The US presidential election recently entered the final phase, and all that stands between Donald Trump and the White House is the vote of the Electoral College at this point. With his status now sitting at "President-Elect", Trump has been busying himself setting things up and getting a transition team ready, full of advisers who will end up in key roles in government when the dust settles. During his campaign, Trump talked of "draining the swamp" and getting corporate interests out of government. On this note, he specifically addressed the not-yet-complete merger of AT&T and Time Warner, saying that such a deal would not be approved under his administration. It seems that his tune has changed a bit, because a conversation with Trump's people has AT&T fairly confident that the deal will go off without a hitch.

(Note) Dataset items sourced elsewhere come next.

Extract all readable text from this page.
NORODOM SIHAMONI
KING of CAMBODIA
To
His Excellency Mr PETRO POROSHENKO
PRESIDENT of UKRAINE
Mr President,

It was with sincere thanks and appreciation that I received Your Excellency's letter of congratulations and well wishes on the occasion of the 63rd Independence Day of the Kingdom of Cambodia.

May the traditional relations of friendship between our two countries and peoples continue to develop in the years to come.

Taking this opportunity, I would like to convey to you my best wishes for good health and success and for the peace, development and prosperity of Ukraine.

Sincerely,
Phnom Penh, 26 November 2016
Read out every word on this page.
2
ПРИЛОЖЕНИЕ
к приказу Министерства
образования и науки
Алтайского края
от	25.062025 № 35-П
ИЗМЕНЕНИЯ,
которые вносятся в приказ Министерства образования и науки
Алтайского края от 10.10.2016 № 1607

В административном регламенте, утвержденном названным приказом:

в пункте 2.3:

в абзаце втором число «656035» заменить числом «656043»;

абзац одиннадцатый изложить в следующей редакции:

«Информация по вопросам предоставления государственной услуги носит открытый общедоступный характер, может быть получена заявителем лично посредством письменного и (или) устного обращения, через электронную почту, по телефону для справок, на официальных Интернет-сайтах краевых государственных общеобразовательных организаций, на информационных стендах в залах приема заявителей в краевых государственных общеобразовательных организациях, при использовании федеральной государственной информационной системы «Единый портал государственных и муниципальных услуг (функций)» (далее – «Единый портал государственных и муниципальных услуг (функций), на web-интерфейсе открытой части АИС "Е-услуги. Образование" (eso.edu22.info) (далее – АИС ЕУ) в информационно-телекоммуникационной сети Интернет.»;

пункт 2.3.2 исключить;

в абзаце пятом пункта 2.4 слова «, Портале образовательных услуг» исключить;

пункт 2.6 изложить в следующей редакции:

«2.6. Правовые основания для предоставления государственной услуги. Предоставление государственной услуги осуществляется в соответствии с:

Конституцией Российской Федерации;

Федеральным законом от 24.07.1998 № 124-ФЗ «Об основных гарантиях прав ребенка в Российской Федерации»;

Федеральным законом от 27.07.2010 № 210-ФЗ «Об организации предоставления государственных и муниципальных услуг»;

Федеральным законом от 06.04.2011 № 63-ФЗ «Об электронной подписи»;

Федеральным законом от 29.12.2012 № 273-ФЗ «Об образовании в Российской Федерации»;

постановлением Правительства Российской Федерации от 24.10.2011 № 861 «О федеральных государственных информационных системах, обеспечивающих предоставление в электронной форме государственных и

AT&T's plan to scoop up Time Warner, and rights to all of the media properties that it controls, has raised eyebrows across the entire industry, with net neutrality and antitrust proponents decrying the deal en masse. The wireless giant has stake in popular media, the area of the industry where this deal would have the biggest impact. AT&T has been accused of violating net neutrality with its zero-rated DIRECTV Now service, which serves up content that AT&T has rights to through DIRECTV to select wireless customers without eating into their data plans. Naturally, when using Netflix or YouTube would take up a customer's precious data allotment, it's easy to see how this may give AT&T a bit of a home field advantage.
Donald Trump's cabinet, as the arrangement of officials pertains to telecoms and wireless, has a few key figures who want to diminish the FCC's authority and openly oppose net neutrality principles and laws, for reasons that are entirely their own. Thus, it's not too big of a surprise to see Trump's people assuring AT&T that there would be no knee-jerk repulsion or other bias in reviewing their proposed merger with Time Warner, and that it would be looked at from the perspective of consumers on a number of levels. While it's still not a guarantee that the deal will go through, these events point to the merger's approval, and at that point, only time can tell if it will actually be doing consumers any favors.